Leidenschaft ist offenbar eine ganz entscheidende Zutat, wenn Hörer erreicht werden. Doch wie wird eine Rede (oder ein Lied) leidenschaftlich? Leidenschaft steht ja nicht auf Knopfdruck zur Verfügung. Obwohl, es gibt nichts, was es nicht gibt, und so gibt es inzwischen auch Anleitungen für falsches Weinen, sprich Weinen auf Knopfdruck. (Und ehrlich gesagt habe ich auch bei manchen christlichen Rednern das Gefühl, dass sie sich mit dieser Art Weinen ganz gut auskennen, besonders, wenn sie aus den USA kommen. Aber gut, Gott allein sieht das Herz an...)
Also noch einmal: Wie wird ein Vortrag leidenschaftlich? In Hybels Beispiel von der Sängerin war die Leidenschaft nicht das Ergebnis von Anleitung und Übung, sondern sie war einfach da. Der Sängerin war das Lied persönlich wichtig, und deshalb hat sie es leidenschaftlich gesungen. Dass da noch jemand zugehört hat, war fast zweitrangig.
Ich meine, das ist der Schlüssel: Wir müssen das sagen (oder singen), was uns wichtig ist.
Was aber, wenn das Thema vorgegeben ist?
Dann müssen wir die Spielräume nutzen, die es in den meisten Fällen gibt. Auch das zeigt das Beispiel von der Sängerin. Auf ihrer Liste stand das Lied nicht, und doch gab es die Möglichkeit, es zu singen. Das wird nicht immer so einfach sein, und eine Rede über ein vorgegebenes Thema ist noch mal ein ganz anderer Fall. Auf den ersten Blick mag der Spielraum also oft gering sein. Dann geht es darum, einen persönlichen Zugang zum Thema zu finden.
Ich erinnere mich an ein sperriges Predigtthema, das mir vorgegeben war. Es lautete: „Alles lief nach Plan, doch der Plan war scheiße.“ Ich konnte zunächst nichts damit anfangen und sagte das auch dem verantwortlichen Jugendmitarbeiter. Doch der bestand darauf (wie es sich für einen Jugendmitarbeiter gehört), dass der Wille der Jugendlichen, die sich für dieses Thema entschieden hatten, zu respektieren sei. Es blieb mir also nichts anderes übrig als mich darauf einzulassen. Und nachdem ich diese Entscheidung einmal getroffen hatte, fand ich tatsächlich nach und nach Bezüge zu Themen, mit denen ich etwas anfangen konnte. In einem Kalender begegnete mir ein witziges und zugleich tiefsinniges Gedicht von Joachim Ringelnatz zu der Frage: „Was würden Sie tun, wenn Sie das neue Jahr regieren könnten?“ Dann teilte jemand auf Facebook einen Cartoon zum geradezu grotesken Unterschied zwischen „deinem Plan“ und der „Realität“. Und schließlich erzählte mir eine Freundin, wie eine plötzliche Krankheit all ihre Pläne über den Haufen geworfen hatte – und wie ihr das andererseits geholfen hatte, sich wieder auf das Wesentliche zu konzentrieren. Am Ende war ich dankbar für die Gelegenheit, mit Hilfe der Predigt all diese Dinge zu verarbeiten. So entwickelte ich Leidenschaft für das Thema, und im Rückblick denke ich gerne an die Predigt zurück. Und ich bilde mir ein, dass der Funke übergesprungen ist.

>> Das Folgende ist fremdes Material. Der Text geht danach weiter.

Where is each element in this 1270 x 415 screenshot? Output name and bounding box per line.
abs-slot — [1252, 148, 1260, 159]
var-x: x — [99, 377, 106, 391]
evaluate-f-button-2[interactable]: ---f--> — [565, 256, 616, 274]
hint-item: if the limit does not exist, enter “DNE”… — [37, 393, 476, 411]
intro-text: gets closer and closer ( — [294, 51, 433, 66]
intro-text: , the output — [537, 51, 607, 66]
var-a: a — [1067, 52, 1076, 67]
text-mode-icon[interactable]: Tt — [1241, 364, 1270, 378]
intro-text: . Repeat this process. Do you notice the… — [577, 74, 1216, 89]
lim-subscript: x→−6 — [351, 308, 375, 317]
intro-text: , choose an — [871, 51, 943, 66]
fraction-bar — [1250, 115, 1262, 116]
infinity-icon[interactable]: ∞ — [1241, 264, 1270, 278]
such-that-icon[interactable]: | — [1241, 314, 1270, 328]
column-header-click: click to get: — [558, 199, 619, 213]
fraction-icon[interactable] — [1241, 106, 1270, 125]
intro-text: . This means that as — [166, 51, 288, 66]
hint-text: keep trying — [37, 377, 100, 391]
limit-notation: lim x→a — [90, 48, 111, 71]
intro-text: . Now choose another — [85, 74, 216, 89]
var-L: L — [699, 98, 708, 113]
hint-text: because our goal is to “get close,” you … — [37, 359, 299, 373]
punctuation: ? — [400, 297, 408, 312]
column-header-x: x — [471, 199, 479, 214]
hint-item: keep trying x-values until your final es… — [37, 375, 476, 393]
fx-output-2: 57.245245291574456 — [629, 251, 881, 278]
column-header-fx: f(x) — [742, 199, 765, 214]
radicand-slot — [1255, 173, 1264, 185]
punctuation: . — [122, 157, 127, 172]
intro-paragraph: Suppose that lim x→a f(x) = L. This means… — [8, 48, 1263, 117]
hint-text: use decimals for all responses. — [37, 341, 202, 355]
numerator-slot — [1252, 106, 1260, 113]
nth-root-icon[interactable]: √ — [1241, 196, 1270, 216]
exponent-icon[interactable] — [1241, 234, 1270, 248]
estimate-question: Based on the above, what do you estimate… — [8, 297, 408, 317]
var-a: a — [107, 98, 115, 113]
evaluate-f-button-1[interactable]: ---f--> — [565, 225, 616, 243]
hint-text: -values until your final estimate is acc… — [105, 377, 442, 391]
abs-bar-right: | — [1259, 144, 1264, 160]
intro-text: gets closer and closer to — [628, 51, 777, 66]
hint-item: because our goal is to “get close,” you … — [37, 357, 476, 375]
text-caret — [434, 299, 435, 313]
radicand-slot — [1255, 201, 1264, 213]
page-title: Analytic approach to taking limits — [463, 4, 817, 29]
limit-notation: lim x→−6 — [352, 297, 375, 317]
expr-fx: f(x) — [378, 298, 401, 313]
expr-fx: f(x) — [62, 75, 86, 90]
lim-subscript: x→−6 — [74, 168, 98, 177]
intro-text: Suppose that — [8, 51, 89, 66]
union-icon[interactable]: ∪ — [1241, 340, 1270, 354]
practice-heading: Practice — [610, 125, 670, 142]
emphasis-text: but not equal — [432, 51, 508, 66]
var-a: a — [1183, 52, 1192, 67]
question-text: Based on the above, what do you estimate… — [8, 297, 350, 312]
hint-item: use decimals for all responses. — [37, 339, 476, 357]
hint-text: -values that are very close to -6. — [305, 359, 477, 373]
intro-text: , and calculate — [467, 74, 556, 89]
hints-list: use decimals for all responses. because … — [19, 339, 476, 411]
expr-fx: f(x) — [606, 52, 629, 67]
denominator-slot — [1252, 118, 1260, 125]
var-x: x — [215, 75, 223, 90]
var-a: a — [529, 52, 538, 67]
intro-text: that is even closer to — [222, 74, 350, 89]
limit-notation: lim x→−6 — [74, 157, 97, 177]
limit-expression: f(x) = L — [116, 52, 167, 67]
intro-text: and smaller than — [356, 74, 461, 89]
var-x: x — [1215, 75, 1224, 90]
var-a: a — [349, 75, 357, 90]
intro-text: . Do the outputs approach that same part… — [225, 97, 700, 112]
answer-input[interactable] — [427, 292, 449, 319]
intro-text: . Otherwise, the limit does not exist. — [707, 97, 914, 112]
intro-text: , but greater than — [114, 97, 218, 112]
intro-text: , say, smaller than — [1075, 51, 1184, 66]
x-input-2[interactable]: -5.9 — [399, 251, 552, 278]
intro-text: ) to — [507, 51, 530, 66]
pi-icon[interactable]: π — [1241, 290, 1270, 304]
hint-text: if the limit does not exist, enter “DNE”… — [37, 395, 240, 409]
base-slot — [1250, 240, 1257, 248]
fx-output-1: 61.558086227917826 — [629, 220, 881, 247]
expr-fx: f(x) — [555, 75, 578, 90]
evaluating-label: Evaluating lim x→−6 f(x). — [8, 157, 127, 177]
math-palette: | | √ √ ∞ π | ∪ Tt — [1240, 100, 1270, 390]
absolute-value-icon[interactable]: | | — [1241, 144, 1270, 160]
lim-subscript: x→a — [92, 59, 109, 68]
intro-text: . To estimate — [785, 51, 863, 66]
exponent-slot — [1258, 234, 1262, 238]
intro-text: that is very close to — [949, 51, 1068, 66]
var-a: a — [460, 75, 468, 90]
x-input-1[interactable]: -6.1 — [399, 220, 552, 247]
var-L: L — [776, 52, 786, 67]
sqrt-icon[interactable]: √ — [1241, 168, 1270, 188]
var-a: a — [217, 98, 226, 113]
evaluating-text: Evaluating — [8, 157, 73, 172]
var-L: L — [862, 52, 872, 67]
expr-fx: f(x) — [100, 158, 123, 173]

Kann es sein, dass sich Leidenschaft für ein Thema einstellt, wenn wir uns entscheiden, dieses Thema zu bejahen und etwas daraus zu machen? Auf jeden Fall hilft, ein vorgegebenes Thema mit Themen zu verknüpfen, die uns wichtig sind. Was natürlich nicht dazu führen darf, die eigenen Steckenpferde zu Tode zu reiten. Es geht nicht um das ständige Wiederholen der Lieblingsgedanken, sondern darum, sie immer neu zu verknüpfen mit dem, was wir vorfinden.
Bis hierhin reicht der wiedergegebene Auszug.